Maar in het kader van biodiversiteit pleit Zandbergen wel voor de nestkastjes. ,,Wat ik vaak zie, is dat mensen in bomen plaatsen op korte afstand van elkaar. Dat heeft weinig nut. Iedere vogel heeft zijn eigen territorium, dus in naastgelegen kasten zullen mezen zich dan ook niet nestelen. Beter is om meer afstand ertussen de bewaren. Op mijn eigen grond heb ik zo'n acht kooitjes geplaatst, dan moet je denken aan een afstand van zo'n dertig meter.
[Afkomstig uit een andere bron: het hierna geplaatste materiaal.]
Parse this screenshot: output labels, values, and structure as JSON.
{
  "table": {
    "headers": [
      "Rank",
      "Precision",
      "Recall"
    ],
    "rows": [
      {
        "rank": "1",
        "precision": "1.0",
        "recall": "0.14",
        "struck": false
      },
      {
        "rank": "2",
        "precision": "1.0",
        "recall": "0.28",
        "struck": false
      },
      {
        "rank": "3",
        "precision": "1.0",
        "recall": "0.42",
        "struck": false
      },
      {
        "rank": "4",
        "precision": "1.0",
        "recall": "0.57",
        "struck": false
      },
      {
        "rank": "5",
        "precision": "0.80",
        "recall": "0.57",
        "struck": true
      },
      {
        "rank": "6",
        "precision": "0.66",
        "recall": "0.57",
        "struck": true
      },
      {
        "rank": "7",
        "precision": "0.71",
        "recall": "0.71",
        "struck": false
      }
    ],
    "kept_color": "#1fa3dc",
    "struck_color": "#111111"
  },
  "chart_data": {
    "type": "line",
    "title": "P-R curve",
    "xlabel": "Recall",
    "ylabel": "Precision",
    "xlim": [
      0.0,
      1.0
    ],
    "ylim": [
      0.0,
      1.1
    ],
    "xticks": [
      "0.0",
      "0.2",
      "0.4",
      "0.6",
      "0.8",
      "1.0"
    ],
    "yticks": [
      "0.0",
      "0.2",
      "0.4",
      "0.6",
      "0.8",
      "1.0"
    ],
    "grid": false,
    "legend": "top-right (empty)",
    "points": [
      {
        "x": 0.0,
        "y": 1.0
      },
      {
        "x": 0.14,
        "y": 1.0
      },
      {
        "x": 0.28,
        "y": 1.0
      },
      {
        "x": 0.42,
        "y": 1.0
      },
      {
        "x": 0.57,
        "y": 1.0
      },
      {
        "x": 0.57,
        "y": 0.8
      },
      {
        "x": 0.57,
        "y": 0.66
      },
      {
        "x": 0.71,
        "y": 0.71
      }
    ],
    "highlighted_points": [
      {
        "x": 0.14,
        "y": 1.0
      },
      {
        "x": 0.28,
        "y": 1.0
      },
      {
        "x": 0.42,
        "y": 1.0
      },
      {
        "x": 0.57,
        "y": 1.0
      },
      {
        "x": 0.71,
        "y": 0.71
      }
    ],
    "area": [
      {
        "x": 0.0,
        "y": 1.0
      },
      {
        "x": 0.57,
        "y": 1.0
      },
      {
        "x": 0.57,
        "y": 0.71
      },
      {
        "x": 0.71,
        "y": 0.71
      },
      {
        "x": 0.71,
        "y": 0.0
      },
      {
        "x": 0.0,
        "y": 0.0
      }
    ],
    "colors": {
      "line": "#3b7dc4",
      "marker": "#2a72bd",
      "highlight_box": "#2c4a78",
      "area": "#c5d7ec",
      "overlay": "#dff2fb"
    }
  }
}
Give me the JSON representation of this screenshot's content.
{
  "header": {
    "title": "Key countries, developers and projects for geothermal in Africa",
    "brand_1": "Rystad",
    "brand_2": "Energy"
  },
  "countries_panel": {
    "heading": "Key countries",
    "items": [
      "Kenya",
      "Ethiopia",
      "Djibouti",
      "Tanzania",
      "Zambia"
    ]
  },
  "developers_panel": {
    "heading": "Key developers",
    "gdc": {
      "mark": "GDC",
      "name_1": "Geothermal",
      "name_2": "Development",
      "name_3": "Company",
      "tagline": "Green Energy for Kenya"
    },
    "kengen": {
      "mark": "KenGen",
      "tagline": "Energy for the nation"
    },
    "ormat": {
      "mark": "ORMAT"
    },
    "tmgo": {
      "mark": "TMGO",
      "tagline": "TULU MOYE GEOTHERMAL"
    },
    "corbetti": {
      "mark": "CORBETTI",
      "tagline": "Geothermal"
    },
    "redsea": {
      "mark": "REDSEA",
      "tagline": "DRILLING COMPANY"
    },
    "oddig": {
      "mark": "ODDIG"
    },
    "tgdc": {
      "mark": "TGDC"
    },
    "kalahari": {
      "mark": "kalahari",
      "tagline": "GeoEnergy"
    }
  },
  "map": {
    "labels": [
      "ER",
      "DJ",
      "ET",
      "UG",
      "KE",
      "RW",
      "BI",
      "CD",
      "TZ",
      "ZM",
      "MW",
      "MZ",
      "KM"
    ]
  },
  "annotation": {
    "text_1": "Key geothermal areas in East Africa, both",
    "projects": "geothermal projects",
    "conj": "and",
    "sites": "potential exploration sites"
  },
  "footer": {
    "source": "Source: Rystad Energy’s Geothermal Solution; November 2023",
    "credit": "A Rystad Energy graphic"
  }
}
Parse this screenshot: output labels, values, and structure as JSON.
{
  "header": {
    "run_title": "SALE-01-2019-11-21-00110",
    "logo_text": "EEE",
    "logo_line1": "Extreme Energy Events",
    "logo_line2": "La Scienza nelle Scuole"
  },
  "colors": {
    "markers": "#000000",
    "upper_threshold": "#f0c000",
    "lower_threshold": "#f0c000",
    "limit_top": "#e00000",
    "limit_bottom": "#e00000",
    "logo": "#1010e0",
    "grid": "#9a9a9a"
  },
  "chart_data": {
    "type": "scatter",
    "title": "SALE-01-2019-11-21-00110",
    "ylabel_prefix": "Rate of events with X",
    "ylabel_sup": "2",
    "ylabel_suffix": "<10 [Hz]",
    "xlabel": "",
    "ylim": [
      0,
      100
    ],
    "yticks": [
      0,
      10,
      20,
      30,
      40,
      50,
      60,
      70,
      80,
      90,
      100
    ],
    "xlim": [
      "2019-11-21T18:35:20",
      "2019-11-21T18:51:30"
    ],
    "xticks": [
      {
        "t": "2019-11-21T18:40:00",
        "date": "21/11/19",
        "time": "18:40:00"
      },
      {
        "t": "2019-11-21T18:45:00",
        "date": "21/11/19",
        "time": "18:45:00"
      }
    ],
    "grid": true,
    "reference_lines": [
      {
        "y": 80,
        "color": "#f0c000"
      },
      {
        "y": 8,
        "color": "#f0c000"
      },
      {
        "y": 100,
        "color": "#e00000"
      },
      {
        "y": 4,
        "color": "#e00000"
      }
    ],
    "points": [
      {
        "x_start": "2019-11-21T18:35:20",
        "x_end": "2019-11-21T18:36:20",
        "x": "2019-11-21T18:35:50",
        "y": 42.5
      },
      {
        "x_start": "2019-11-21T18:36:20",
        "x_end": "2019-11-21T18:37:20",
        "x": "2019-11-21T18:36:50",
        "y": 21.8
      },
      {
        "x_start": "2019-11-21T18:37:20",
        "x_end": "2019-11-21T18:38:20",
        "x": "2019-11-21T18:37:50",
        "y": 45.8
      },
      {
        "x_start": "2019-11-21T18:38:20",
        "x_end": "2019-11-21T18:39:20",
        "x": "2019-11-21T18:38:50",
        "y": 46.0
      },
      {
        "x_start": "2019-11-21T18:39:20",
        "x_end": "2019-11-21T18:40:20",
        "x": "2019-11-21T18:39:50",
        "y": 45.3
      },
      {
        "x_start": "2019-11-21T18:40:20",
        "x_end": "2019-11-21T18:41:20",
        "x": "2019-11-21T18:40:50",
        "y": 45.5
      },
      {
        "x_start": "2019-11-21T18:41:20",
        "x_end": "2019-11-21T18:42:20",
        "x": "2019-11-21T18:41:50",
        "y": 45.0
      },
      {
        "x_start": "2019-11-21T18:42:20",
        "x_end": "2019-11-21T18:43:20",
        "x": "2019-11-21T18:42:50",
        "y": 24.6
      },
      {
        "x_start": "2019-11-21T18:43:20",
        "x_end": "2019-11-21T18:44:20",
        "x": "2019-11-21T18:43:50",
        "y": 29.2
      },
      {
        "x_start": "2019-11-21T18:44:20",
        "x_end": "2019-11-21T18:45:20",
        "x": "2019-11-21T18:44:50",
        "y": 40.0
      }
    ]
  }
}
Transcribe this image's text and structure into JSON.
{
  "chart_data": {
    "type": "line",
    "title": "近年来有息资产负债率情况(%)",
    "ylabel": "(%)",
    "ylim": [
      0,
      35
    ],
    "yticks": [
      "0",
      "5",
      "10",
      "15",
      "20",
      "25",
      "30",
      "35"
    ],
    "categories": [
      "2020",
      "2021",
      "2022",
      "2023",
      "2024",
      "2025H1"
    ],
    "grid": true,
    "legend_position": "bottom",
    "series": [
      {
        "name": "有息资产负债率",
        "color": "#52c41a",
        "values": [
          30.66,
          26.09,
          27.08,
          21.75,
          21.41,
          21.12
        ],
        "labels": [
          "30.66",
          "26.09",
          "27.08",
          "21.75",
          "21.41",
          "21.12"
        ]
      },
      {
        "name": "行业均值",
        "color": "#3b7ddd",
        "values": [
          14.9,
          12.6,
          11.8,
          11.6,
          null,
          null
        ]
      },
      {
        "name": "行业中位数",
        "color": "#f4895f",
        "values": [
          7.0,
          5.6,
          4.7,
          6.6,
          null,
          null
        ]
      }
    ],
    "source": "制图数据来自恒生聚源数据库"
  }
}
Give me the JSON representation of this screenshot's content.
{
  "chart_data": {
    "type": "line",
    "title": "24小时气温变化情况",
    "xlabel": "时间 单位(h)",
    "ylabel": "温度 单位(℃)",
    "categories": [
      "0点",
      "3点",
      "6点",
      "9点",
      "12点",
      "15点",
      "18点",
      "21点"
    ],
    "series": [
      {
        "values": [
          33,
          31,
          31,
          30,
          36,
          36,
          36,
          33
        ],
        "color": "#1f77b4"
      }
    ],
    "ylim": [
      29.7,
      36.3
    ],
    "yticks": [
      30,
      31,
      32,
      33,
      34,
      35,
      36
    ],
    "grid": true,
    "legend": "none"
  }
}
Een andere tip: je kan ze ook op andere bomen ophangen. Veel mensen plaatsen de kooitjes op een eik, maar daar zie ik de rupsen achter het kastje kruipen."

Als betere oplossing tegen de processierupsen, ziet Zandbergen als professional echter heil in biodiversiteit. ,,Maar je kent bijvoorbeeld wel straten waar alleen eiken of linden of populieren langs de weg gaan? Dat geeft een mooi beeld, maar voor biodiversiteit is dat funest. Ik denk altijd: hoe monotoner het landschap, hoe lastiger het is om ziektes en plagen te bestrijden."

Verschillende bomen, planten, bloemen: die brengen allemaal voedsel met zich mee voor andere insecten en diersoorten, waar ook weer meer vijanden voor de processierups tussen zitten. ,,Denk bijvoorbeeld aan de sluipwesp en bepaalde kevers", aldus Zandbergen.

MEZENSTERFTE

Er was nog iets anders aan de hand met de mezen: in het voorjaar was er een plotselinge sterfte onder de vogels. De oorzaak blijft vooralsnog een mysterie. Er is in Duitsland onderzoek gedaan naar de plotselinge sterfte onder pimpelmezen. Daar kwam uit dat de dieren een longontsteking hadden, veroorzaakt door de bacterie Suttonella ornithocola.

Diverse inwoners hebben dode vogeltjes laten ophalen door het Dutch Wildlife Health Centre uit Utrecht, die onderzoek doet naar de mezensterfte in Nederland. Mensen kunnen er melding maken: gevleugelde dieren kunnen binnen 24 uur na sterfte worden onderzocht. Kijk hiervoor op de website van het Dutch Wildlife Health Centre: www.dwhc.nl.


p Fruitboomkweker en -adviseur Jan Zandbergen ziet beduidend minder processierupsen. Wel ontdekt hij regelmatig nesten achter de mezenkastjes die op eikenbomen zijn aangebracht. (Foto: Gerard Schalkx).

Onder meer bij de Hoogheem-flats in Boxtel-Oost liet de gemeente de eikenbomen dit voorjaar preventief bestrijden met het middel Xentari. (Foto: Rens van den Elsen).